In the seven games prior to Vern Cotter belatedly assuming the job as head coach, the Scotland international rugby team scored four tries.
This was under the coaching of the globally acknowledged skills and attack expert, Scott Johnson, remember. They got two against Italy and two against France, in the spring’s Six Nations.
Saturday’s five tries on the plastic at Rugby Park in the 37-12 defeat of Tonga brought the total in the seven games under Cotter to 17. Scotland are presently scoring four times as much as they did six months ago.
Sure, it’s a slightly false stat as the opposition has been slightly less onerous in the last seven games, and the two contests with the top two teams in the world under Cotter have brought just one try, an interception last week by Tommy Seymour.
However, Scotland have had consistent trouble for years scoring tries against anyone. Five against Argentina and five against Tonga in the same month is bordering on reckless abandon for those wearing dark blue.
When was the last time the Scots scored five tries against two Top 12 world-ranked teams in the same month? Erhow about never?
Taking a negative way of looking at it, it makes one slightly sick the SRU couldn’t get Cotter a year before this June as had been originally planned. Because such has been the progress of the team in his short six months in charge, one wonders how advanced they’d be with 12 more months on the clock.
Has the plain-speaking Kiwi turned Scotland into world beaters in that time? Of course not. There’s a school of pessimistic thought, although not a wholly unreasonable one, that says we might struggle to win more than one game in the Six Nations next spring.
However the defeat of a brave and pretty adept Tongan team on Rugby Park’s artificial turf barely anyone noticed other than a couple of lost footings showed that Scotland are miles better at being ruthless, thinking on their feet, and doing the rugby basics. Which makes them competitive in most scenarios.

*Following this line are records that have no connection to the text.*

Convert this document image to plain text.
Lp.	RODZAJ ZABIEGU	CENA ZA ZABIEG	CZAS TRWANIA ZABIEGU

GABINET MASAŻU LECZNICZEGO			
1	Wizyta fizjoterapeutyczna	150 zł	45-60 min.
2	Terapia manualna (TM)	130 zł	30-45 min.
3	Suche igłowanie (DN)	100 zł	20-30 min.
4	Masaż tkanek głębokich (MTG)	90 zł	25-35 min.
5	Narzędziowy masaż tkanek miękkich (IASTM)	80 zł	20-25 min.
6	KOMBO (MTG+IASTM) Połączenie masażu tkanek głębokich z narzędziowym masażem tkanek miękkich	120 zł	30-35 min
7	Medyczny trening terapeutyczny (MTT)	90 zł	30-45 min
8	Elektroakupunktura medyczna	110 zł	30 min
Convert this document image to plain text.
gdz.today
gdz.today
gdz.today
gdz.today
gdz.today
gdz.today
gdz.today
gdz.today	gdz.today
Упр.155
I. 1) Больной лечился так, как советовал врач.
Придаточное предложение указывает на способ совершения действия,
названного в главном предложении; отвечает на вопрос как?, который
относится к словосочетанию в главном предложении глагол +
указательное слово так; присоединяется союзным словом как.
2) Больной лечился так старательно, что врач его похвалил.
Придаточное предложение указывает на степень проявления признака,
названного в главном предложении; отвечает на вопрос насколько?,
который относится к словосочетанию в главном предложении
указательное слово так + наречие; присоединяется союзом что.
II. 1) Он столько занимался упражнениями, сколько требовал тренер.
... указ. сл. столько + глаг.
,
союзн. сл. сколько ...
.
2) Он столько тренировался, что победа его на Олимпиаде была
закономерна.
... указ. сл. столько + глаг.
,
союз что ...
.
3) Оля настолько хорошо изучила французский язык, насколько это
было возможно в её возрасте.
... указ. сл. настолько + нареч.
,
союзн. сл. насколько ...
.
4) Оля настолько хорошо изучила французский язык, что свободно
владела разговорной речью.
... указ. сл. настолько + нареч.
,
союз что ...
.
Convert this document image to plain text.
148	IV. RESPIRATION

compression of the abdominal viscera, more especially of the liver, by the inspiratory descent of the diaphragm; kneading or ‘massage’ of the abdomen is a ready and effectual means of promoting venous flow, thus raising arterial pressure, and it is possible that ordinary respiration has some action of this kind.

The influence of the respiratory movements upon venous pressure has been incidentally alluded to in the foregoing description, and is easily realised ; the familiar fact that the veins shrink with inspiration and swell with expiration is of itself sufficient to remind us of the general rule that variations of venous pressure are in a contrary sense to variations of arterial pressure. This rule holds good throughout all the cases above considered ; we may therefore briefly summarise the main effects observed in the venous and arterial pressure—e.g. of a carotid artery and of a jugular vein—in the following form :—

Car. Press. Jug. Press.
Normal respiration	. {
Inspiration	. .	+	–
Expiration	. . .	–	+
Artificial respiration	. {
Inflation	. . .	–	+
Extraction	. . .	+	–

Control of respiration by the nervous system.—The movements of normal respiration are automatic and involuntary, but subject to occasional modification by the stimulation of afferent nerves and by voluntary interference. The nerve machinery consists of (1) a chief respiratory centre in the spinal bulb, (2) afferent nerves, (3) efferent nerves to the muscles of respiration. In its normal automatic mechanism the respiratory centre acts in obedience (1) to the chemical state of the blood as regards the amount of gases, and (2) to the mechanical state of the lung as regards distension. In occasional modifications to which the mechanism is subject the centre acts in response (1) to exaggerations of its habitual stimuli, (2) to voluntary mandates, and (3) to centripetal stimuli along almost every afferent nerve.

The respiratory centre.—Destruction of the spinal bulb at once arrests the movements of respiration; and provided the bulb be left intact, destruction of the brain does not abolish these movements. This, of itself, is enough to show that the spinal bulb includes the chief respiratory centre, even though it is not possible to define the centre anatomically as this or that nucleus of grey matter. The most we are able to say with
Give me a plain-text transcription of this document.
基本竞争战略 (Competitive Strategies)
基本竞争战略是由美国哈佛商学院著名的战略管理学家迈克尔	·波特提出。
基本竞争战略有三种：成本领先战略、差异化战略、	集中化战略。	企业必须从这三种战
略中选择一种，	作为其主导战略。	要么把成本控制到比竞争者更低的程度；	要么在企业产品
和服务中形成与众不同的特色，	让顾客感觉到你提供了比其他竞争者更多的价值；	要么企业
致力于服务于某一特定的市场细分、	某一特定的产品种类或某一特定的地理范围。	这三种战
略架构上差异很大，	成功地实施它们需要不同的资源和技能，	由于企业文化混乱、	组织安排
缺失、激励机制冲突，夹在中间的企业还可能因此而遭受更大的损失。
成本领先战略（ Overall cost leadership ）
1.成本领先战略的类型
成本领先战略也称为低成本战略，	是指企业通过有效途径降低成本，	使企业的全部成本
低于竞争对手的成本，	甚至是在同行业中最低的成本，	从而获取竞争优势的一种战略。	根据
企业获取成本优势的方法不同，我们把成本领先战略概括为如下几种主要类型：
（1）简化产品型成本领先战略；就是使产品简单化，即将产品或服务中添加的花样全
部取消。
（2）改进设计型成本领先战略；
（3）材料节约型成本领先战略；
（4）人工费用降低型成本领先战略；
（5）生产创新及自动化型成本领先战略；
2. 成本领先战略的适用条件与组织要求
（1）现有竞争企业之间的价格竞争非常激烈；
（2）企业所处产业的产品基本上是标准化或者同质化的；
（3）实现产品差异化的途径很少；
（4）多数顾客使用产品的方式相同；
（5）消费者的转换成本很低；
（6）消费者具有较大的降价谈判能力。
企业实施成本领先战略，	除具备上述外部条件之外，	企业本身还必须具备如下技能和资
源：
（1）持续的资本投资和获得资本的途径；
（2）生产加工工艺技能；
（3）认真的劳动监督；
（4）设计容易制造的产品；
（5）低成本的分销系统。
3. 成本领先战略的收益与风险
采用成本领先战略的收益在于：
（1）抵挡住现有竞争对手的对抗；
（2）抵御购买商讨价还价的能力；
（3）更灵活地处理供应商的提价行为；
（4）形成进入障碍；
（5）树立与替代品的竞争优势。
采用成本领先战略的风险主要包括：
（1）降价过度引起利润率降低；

Nowhere is this most starkly illustrated than at the lineout. This staple possession was roundly wasted during the Six Nations, 10 throws lost in the first two games against Ireland and England. Ross Ford, the hooker, took the rap and was almost run out of town.
In this autumn, with Ford still throwing, Scotland won 34 of 35 of their own lineouts and depending on which set of stats you believe stole 17 opposition throws.
The reason for this turnaround? It’s not a new scheme. It’s not someone (probably Cotter) lighting a fire under Ford so he’s back to the form that made him a British Lion. It’s not actually selecting Richie Gray dropped for those two games at that start of the Six Nations – at nearly seven feet tall a quark of Scottish genetics and therefore indispensable.
It’s not having Rob Harley as a third lineout target. It’s not the blossoming of Jonny Gray, still only 20, as an international class lock and leader when he probably wasn’t even an original choice for the Autumn.
It’s all of these things. Scotland now have a setpiece and a platform they know can beat teams with, and it is also a source of clean attacking ball which leads to tries, a large part of the reason why they’re scoring so many.
Not the only reason, though. Finn Russell had the odd awkward moment on Saturday, and he was no-one’s man of the match. But if you look closely at the game, he was directly involved in four of the five tries.
It was his tackle that forced the fumble for Stuart Hogg’s game-changing length of the field run. It was his deft change of direction and recognition that Alex Dunbar had two tiring forwards defending him – that brought about the centre’s score.
He made a couple of telling and testing runs in the build up to Geoff Cross scoring, and of course it was his inch-perfect cross-kick that saw Duncan Taylor and Seymour combine for the final score.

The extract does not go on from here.